After we’d been married for a couple of years, I told my husband that he shouldn’t send any more flowers. The expense for something that will only wilt and die is not as thrilling once the knot has been tied. We’ve been married for quite a while. Our anniversary was last week; Valentine’s Day is tomorrow. I am not lying when I say there is nothing I want.
Yesterday, I lied by inference. I had to. A man, we have a business relationship with, asked me about our anniversary last week. I told him that I had acquired enough jewelry throughout our marriage (truth) that I wouldn’t want any more (truth). I told him I was most pleased by our new down comforter and a beautiful, signature trash can in the kitchen.
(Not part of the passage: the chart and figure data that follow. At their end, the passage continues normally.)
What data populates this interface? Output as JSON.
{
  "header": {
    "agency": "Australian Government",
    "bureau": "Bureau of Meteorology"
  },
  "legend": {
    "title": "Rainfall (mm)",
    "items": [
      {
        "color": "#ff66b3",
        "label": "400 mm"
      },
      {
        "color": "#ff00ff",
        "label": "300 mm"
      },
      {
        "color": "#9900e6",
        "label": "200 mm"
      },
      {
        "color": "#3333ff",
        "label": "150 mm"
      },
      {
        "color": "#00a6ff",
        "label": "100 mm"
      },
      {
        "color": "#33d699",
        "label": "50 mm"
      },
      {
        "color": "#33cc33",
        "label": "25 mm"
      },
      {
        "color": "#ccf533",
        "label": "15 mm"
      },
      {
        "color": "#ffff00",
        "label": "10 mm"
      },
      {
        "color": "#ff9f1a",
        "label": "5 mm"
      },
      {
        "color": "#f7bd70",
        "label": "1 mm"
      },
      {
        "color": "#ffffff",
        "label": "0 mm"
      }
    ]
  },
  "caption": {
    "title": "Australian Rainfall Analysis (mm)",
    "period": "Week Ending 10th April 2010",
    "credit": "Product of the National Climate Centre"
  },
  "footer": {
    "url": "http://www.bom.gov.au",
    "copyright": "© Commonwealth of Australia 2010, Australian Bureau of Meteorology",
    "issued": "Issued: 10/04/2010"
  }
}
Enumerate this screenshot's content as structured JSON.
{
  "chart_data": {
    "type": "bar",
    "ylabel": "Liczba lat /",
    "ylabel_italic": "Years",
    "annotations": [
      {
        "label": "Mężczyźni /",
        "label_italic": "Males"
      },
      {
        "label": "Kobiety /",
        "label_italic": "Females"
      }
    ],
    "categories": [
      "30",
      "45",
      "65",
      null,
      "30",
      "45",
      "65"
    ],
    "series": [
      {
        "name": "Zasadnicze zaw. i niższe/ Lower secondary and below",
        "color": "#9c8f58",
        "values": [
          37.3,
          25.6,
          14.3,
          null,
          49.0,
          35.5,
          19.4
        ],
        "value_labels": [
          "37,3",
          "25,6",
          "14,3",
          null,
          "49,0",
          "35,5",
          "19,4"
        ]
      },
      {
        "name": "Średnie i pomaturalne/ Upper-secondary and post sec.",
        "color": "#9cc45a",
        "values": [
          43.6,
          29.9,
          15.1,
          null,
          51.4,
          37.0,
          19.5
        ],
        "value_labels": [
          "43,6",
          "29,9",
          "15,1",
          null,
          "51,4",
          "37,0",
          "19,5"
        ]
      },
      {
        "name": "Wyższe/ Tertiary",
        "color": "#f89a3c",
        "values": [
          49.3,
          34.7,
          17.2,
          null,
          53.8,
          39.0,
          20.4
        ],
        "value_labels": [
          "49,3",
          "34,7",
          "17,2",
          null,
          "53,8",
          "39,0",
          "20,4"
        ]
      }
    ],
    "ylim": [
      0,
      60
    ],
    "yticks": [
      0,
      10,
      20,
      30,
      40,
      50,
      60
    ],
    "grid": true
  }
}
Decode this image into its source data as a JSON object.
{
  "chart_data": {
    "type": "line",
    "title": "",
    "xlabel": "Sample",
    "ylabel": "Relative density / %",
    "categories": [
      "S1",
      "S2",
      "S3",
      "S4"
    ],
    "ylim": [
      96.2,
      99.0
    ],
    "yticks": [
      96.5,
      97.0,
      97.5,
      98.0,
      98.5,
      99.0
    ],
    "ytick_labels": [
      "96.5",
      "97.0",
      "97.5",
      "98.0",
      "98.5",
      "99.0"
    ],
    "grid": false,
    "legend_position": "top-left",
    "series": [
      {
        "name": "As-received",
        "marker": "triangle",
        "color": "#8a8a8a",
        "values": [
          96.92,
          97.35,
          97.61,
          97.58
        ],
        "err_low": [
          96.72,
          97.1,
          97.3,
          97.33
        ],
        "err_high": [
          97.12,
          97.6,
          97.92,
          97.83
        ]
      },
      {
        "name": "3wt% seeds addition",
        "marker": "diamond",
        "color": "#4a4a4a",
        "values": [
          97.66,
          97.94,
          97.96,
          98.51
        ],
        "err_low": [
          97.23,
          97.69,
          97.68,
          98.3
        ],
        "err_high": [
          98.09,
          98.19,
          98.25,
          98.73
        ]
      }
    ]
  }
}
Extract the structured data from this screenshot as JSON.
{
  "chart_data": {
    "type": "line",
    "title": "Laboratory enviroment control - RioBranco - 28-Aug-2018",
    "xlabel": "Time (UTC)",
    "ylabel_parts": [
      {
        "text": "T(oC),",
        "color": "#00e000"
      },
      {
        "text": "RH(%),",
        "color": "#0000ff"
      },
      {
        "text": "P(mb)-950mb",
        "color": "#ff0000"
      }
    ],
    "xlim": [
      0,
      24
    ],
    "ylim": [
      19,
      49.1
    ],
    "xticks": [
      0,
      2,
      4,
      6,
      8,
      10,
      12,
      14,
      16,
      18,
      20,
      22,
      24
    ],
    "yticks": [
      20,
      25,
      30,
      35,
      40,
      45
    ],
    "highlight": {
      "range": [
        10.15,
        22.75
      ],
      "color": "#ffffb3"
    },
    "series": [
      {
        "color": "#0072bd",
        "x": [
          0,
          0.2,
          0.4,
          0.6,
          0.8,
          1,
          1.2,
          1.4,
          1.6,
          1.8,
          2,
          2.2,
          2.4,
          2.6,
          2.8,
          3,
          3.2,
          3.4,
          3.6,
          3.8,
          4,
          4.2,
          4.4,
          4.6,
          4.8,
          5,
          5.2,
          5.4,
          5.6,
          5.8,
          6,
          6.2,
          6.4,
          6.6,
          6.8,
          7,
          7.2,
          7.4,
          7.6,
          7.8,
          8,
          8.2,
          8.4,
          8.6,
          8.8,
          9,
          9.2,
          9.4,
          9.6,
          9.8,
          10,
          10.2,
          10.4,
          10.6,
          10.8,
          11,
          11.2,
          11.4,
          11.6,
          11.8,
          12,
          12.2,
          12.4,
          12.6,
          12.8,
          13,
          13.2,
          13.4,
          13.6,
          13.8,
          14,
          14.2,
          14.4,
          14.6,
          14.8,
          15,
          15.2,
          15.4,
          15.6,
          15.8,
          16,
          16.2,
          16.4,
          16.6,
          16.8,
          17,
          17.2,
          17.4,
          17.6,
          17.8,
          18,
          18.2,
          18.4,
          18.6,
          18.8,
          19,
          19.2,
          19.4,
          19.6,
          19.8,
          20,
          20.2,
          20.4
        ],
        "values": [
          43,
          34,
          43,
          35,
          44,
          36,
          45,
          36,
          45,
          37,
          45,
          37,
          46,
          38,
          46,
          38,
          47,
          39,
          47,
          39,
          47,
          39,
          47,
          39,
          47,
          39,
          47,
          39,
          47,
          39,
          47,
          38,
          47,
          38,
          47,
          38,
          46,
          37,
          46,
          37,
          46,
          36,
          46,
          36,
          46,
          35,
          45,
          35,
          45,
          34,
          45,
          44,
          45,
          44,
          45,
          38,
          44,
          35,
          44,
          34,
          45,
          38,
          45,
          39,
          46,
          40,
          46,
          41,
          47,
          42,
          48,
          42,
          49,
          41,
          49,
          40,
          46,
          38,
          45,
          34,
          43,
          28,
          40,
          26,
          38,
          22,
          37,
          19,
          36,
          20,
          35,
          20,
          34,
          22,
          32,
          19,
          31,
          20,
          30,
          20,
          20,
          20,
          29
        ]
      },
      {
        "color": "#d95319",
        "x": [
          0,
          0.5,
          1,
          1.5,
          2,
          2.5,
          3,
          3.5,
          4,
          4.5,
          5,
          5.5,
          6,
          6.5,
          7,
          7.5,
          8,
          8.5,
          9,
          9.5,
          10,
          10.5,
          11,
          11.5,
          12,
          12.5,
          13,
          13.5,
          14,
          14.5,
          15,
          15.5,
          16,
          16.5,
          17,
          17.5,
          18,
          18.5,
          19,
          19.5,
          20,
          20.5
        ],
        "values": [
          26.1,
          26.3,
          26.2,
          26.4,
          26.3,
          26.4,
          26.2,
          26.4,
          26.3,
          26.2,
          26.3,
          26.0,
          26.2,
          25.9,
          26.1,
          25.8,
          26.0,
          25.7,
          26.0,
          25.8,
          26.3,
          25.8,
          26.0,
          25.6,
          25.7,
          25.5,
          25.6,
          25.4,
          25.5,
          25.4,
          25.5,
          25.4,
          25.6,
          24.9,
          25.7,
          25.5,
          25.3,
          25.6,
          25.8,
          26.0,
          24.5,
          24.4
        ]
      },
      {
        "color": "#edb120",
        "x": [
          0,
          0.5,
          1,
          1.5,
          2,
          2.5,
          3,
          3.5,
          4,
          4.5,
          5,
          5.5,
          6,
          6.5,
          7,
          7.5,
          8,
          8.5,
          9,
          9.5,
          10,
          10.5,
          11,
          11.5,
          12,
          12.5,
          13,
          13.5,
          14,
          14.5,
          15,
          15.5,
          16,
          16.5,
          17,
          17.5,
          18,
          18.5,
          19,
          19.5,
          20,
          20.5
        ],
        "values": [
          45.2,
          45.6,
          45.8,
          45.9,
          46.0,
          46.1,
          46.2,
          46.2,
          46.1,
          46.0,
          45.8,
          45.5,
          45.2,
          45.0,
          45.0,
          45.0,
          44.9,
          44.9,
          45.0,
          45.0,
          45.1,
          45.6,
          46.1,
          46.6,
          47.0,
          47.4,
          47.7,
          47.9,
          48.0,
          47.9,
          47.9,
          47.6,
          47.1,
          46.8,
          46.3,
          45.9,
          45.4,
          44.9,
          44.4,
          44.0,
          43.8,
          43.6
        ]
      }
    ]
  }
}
That was the inference lie.
You know, that I bought a down comforter a couple of weeks ago but he did not. The kitchen trash receptacle came to me via a gift certificate from my oldest and dearest friend. You know, too, that I am very frugal and I consider potential purchases for years sometimes before I cave. Such was the case, or could have been the case, with the trash can. I saw it online in December and visited it daily, okay maybe a few times a day, without actually buying. When the gift certificate arrived I applied it to the trash can purchase on Amazon. You know how I love a happy ending!
My husband sees me as someone who is deserving of roses and jewels, which is very sweet and among the many reasons we’re still married and I haven’t killed him yet. I am a person who doesn’t have a use for more jewelry but I do have a use for a fashionable sturdy, trash, receptacle. I’m sure you understand why I lied by inference to protect my husband. I just don’t see the point in buying something that has no utilitarian purpose. I am, after all, a nerd.
The foot pedal-lid lifter mechanism is good for 120,000 openings, which equals over 16 daily openings for the next 20 years. You cannot imagine the joy in my heart. If I live to be 80, and I limit myself to a mere 10 to 11 daily openings, the can will still last as long as I do. One of my catty friends told me if I died, and willed it to her, she’d like to know how many lifts were left.